25. Batavia, Kane County.—This town is in Kane County, about 9 miles north of Aurora. In Netta C. Anderson’s list, on page 13, Dr. E. S. Riggs, of the Field Museum of Natural History, reported that, somewhere in this vicinity, in cutting a ditch to drain a marshy lake of about 200 acres, some leg-bones and vertebræ of mastodon were found in a sticky clay from about 5 to 7 feet from the surface. Dr. Riggs writes that along the same ditch he picked up a jaw of the existing species of elk and some bison bones.
Maple Park, Kane County.—Doctor Rufus M. Bagg recorded in 1909 (Bull. Univ. Ill., vol. VI, No. 17, p. 50, plate IV) the discovery of a large part of the skeleton of a mastodon. It was found at a depth of 6 feet. The exact location was not given.
The whole of Kane County lies between or is covered by the Bloomington and Marseilles moraines, and the mastodons found there must have lived after the retirement of the ice which produced those moraines.
26. Glencoe, Cook County.—In Netta C. Anderson’s list, on page 9, Professor James G. Needham, of Lake Forest University, reported that a fragment of a mastodon’s tooth had been dug up while a ditch in glacial drift was being made.
Glencoe is situated on the eastern till ridge, as described by Leverett (Monogr. U. S. Geol. Surv., XXXVIII, p. 381), the one nearest the western shore of Lake Michigan. If the tooth mentioned really occurred in undisturbed drift, it is possible that it was redeposited from some earlier interglacial deposit.

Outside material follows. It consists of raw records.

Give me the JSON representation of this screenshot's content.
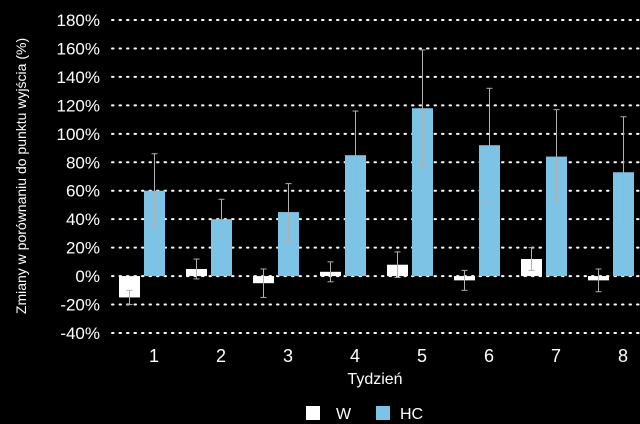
{
  "chart_data": {
    "type": "bar",
    "xlabel": "Tydzień",
    "ylabel": "Zmiany w porównaniu do punktu wyjścia (%)",
    "categories": [
      "1",
      "2",
      "3",
      "4",
      "5",
      "6",
      "7",
      "8"
    ],
    "ylim": [
      -40,
      180
    ],
    "yticks": [
      -40,
      -20,
      0,
      20,
      40,
      60,
      80,
      100,
      120,
      140,
      160,
      180
    ],
    "ytick_labels": [
      "-40%",
      "-20%",
      "0%",
      "20%",
      "40%",
      "60%",
      "80%",
      "100%",
      "120%",
      "140%",
      "160%",
      "180%"
    ],
    "grid": "dotted horizontal",
    "legend_position": "bottom",
    "series": [
      {
        "name": "W",
        "color": "#ffffff",
        "values": [
          -15,
          5,
          -5,
          3,
          8,
          -3,
          12,
          -3
        ],
        "error": [
          5,
          7,
          10,
          7,
          9,
          7,
          8,
          8
        ]
      },
      {
        "name": "HC",
        "color": "#7cc3e6",
        "values": [
          60,
          40,
          45,
          85,
          118,
          92,
          84,
          73
        ],
        "error": [
          26,
          14,
          20,
          31,
          41,
          40,
          33,
          39
        ]
      }
    ]
  }
}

In 1891, W. K. Higley (Bull. Chicago Acad. Sci., vol. II, pt. 1, p. XV) reported the finding of some bones of a mastodon, about 6 years previously, on the south side of Wicker Park, near Milwaukee Avenue, Evanston. The bones were in a layer of fine sand in which were trunks of oak trees. The depth was 13 feet. The remark was made that the level marked the upper or late limit of the mastodon.
27. See page [105].
WISCONSIN.
(Map [5].)
1. Dover, Racine County.—In the Milwaukee Public Museum is a tusk, identified as that of a mastodon, exhumed from a peat-bog at Dover, in 1878. Both tusks and some fragments of a scapula, some ribs, and vertebræ were found, but apparently no teeth. Only one tusk was saved; 4 feet 8 inches long and moderately curved, the middle of the concave surface being about 6 inches below a line joining the base and the tip of the tusk.